Ciudad de México. Agencia PL. | 16 de Junio de 2016 a las 18:36

Vestigios prehispánicos comienzan a emerger mediante rescates arqueológicos que especialistas del Instituto Nacional de Antropología e Historia (INAH) realizan este jueves en un terreno ubicado en la delegación Tláhuac, en la Ciudad de México.

Además de huellas arquitectónicas aparecieron entierros humanos y restos de tlacuaches, único marsupial mexicano que sobrevive hasta hoy y que en los relatos indígenas suele aparecer como el dador del fuego, una especie de Prometeo animal, indica en un comunicado el INAH.

Octavio Vargas y Eulogio Gustavo Rangel, ambos arqueólogos, laboran en el predio desde hace un par de meses.
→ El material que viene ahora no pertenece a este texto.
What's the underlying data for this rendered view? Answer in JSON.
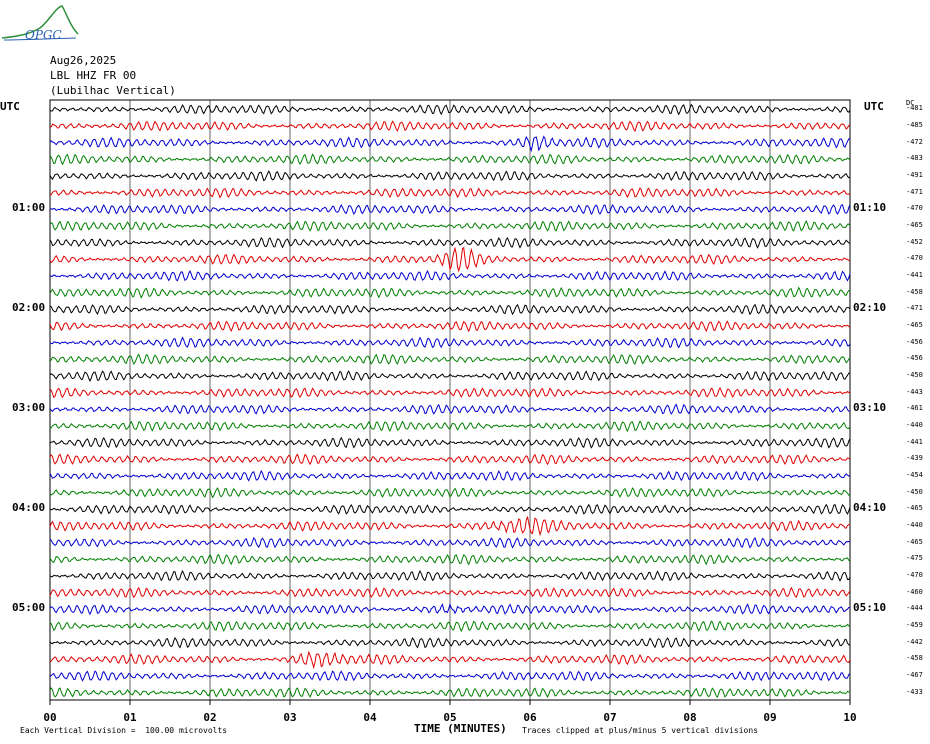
{
  "logo": {
    "text": "OPGC"
  },
  "header": {
    "date": "Aug26,2025",
    "station": "LBL HHZ FR 00",
    "description": "(Lubilhac Vertical)"
  },
  "utc_left": "UTC",
  "utc_right": "UTC",
  "dc_header": "DC",
  "footer": {
    "scale": "Each Vertical Division =  100.00 microvolts",
    "clip": "Traces clipped at plus/minus 5 vertical divisions",
    "x_title": "TIME (MINUTES)"
  },
  "chart_data": {
    "type": "line",
    "title": "",
    "xlabel": "TIME (MINUTES)",
    "ylabel": "",
    "xlim": [
      0,
      10
    ],
    "x_ticks": [
      "00",
      "01",
      "02",
      "03",
      "04",
      "05",
      "06",
      "07",
      "08",
      "09",
      "10"
    ],
    "trace_colors": [
      "#000000",
      "#e00000",
      "#0000d0",
      "#008000"
    ],
    "left_time_labels": [
      {
        "row": 6,
        "text": "01:00"
      },
      {
        "row": 12,
        "text": "02:00"
      },
      {
        "row": 18,
        "text": "03:00"
      },
      {
        "row": 24,
        "text": "04:00"
      },
      {
        "row": 30,
        "text": "05:00"
      }
    ],
    "right_time_labels": [
      {
        "row": 6,
        "text": "01:10"
      },
      {
        "row": 12,
        "text": "02:10"
      },
      {
        "row": 18,
        "text": "03:10"
      },
      {
        "row": 24,
        "text": "04:10"
      },
      {
        "row": 30,
        "text": "05:10"
      }
    ],
    "dc_offsets": [
      "-481",
      "-485",
      "-472",
      "-483",
      "-491",
      "-471",
      "-470",
      "-465",
      "-452",
      "-470",
      "-441",
      "-458",
      "-471",
      "-465",
      "-456",
      "-456",
      "-450",
      "-443",
      "-461",
      "-440",
      "-441",
      "-439",
      "-454",
      "-450",
      "-465",
      "-440",
      "-465",
      "-475",
      "-470",
      "-460",
      "-444",
      "-459",
      "-442",
      "-458",
      "-467",
      "-433"
    ],
    "bursts": [
      {
        "row": 2,
        "x": 6.1,
        "w": 0.25
      },
      {
        "row": 9,
        "x": 5.1,
        "w": 0.3
      },
      {
        "row": 25,
        "x": 5.8,
        "w": 0.5
      },
      {
        "row": 30,
        "x": 5.0,
        "w": 0.3
      },
      {
        "row": 33,
        "x": 3.4,
        "w": 0.4
      }
    ]
  }
}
Los expertos de la Dirección de Salvamento Arqueológico del INAH registraron evidencias en el 25 por ciento de la superficie que comprende alrededor de 400 metros cuadrados.

A partir de los 90 centímetros de profundidad encontraron restos constructivos de los periodos Azteca I, II y III, que datan del dominio mexica de la Cuenca de México, el cual abarca de 1200 a 1521, cuando Tenochtitlán cayó ante los conquistadores españoles.

También descubrieron parte de la osamenta de un adulto, con varias ofrendas, y dentro de una olla un entierro infantil, mientras que a escasos dos metros la inhumación de un menor de entre cinco y seis años.

En el predio, añadió Vargas, se localizaron piezas de cerámica con la representación de un Xólotl (perro), un sello con la figura de un mono araña y el símbolo de un caracol recortado, distintivo del dios del viento Ehécatl, y agujas hechas con hueso de venado.

Una pequeña representación del dios del Fuego Viejo, Huehuetéotl, un pendiente hecho con parte de un hueso de un cráneo humano, herramientas de molienda y puntas de lanza, entre otros, están entre los hallazgos.

Estos especialistas reportaron, asimismo, materiales de otras regiones de Mesoamérica.

Vargas y Rangel explicaron que Tláhuac, antes de la desecación de los cuerpos de agua de la Ciudad de México -entre los siglos XIX y XX- era una isla enclavada en el Lago de Chalco con solo dos vías de comunicación con tierra firme.

Cuitláhuac, cuyo significado en náhuatl es "excrecencia divina" era el nombre antiguo de Tláhuac.